Não existe verdadeira comunhão com Deus quando se desprezam os pequenos. Não existe verdadeira celebração cristã quando a comunidade permanece indiferente diante da injustiça. Não existe verdadeira reconciliação quando as vítimas continuam sofrendo.

A espiritualidade das CEBs pode encontrar em Mateus 18 uma síntese fecunda: oração, Palavra, comunidade, consciência crítica, solidariedade e ação transformadora.

A comunidade reunida em torno da Palavra é chamada a tornar-se uma presença concreta de Cristo no território.

Conclusão

O Discurso sobre a Comunidade, em Mateus 18, apresenta uma das propostas mais revolucionárias de Jesus para a vida da Igreja. Ele não constrói uma comunidade baseada na competição por posições. Coloca uma criança no centro. Não aceita que os pequenos sejam desprezados. Procura a ovelha perdida. Ensina a resolver conflitos pelo diálogo. Promove o perdão e apresenta a misericórdia como fundamento das relações.

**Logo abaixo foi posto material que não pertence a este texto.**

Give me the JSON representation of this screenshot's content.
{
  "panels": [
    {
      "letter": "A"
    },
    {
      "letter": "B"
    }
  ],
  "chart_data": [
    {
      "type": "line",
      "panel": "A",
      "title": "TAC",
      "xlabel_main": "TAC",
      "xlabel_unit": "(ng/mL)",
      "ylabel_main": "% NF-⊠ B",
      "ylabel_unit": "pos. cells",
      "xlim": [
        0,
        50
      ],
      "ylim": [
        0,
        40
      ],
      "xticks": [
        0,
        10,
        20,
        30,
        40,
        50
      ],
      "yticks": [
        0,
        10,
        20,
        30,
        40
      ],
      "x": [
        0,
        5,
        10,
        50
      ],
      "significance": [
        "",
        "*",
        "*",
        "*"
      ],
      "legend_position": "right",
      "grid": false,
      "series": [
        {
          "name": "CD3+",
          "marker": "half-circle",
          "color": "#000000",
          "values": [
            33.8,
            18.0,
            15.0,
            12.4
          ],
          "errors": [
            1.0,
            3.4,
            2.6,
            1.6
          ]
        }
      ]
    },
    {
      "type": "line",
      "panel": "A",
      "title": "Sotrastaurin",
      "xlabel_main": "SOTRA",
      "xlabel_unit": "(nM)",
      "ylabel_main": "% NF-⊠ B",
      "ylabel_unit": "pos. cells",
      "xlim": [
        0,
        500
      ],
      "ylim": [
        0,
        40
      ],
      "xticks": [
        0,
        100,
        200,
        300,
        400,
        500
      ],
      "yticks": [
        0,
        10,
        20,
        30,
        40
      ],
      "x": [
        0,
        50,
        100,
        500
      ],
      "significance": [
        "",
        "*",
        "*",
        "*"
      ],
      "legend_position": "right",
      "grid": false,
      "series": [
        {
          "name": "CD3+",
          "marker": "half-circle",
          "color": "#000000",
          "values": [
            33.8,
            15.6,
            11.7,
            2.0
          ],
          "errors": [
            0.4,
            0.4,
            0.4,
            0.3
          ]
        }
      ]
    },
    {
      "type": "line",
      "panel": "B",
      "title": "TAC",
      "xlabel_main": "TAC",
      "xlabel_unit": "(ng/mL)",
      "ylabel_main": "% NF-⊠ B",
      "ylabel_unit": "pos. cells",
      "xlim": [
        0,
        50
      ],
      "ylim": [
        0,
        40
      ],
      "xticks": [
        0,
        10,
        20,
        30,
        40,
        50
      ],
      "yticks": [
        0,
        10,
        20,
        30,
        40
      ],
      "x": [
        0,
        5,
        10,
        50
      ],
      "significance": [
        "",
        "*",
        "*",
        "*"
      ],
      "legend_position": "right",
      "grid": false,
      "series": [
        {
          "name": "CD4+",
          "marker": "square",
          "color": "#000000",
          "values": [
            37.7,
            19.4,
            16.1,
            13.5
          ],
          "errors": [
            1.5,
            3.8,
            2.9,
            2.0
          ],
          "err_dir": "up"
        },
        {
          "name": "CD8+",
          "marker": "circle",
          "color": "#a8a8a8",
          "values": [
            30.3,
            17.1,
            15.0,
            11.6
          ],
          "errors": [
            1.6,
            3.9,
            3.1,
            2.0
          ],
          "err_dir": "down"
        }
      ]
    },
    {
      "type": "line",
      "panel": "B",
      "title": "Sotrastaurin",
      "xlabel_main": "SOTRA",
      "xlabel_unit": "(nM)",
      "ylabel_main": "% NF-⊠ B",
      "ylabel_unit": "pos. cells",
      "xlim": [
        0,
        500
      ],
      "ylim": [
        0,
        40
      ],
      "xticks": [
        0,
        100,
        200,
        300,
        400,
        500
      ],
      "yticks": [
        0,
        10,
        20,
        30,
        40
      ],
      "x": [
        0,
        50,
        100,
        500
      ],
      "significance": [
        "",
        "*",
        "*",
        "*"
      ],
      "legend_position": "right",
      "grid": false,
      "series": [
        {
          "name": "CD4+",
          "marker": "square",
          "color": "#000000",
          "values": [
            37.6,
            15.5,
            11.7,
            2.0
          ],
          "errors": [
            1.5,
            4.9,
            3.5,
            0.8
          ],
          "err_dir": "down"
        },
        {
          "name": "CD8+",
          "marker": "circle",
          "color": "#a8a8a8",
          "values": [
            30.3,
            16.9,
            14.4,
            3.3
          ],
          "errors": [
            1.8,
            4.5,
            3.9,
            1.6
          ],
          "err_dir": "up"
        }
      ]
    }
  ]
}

À luz da Teologia Latino-Americana, Mateus 18 revela que o modo como uma comunidade trata os pequenos é um critério fundamental de sua fidelidade ao Evangelho.

Por isso, a opção pelos pobres não pode ser apenas um princípio teórico. Precisa tornar-se estrutura da vida pastoral.

As CEBs são chamadas a ser comunidades onde os pequenos tenham rosto, nome e voz; onde ninguém seja descartado; onde o conflito seja enfrentado sem violência; onde o perdão não seja utilizado para encobrir injustiças; onde a misericórdia caminhe com a justiça; e onde a Palavra de Deus produza compromisso concreto com a transformação da sociedade.

Mateus 18 desafia a Igreja a abandonar toda lógica de poder que coloca alguns acima de outros e a assumir a lógica do Reino: quanto menor, mais deve ser cuidado; quanto mais vulnerável, maior deve ser a responsabilidade da comunidade; quanto mais distante, mais precisa ser procurado; quanto mais ferida estiver uma relação, maior deve ser o esforço de reconciliação.

Assim, a comunidade cristã torna-se sinal de uma sociedade nova. Uma sociedade na qual ninguém seja invisível, ninguém seja descartável e ninguém seja considerado pequeno demais para merecer dignidade.

É justamente nessa perspectiva que as Comunidades Eclesiais de Base podem continuar sendo sementes do Reino no meio dos pobres e com os pobres, testemunhando que a fé cristã não se limita a anunciar uma salvação futura, mas participa, já no presente, da construção de relações humanas marcadas pela justiça, pela fraternidade, pela misericórdia e pela defesa incondicional da vida.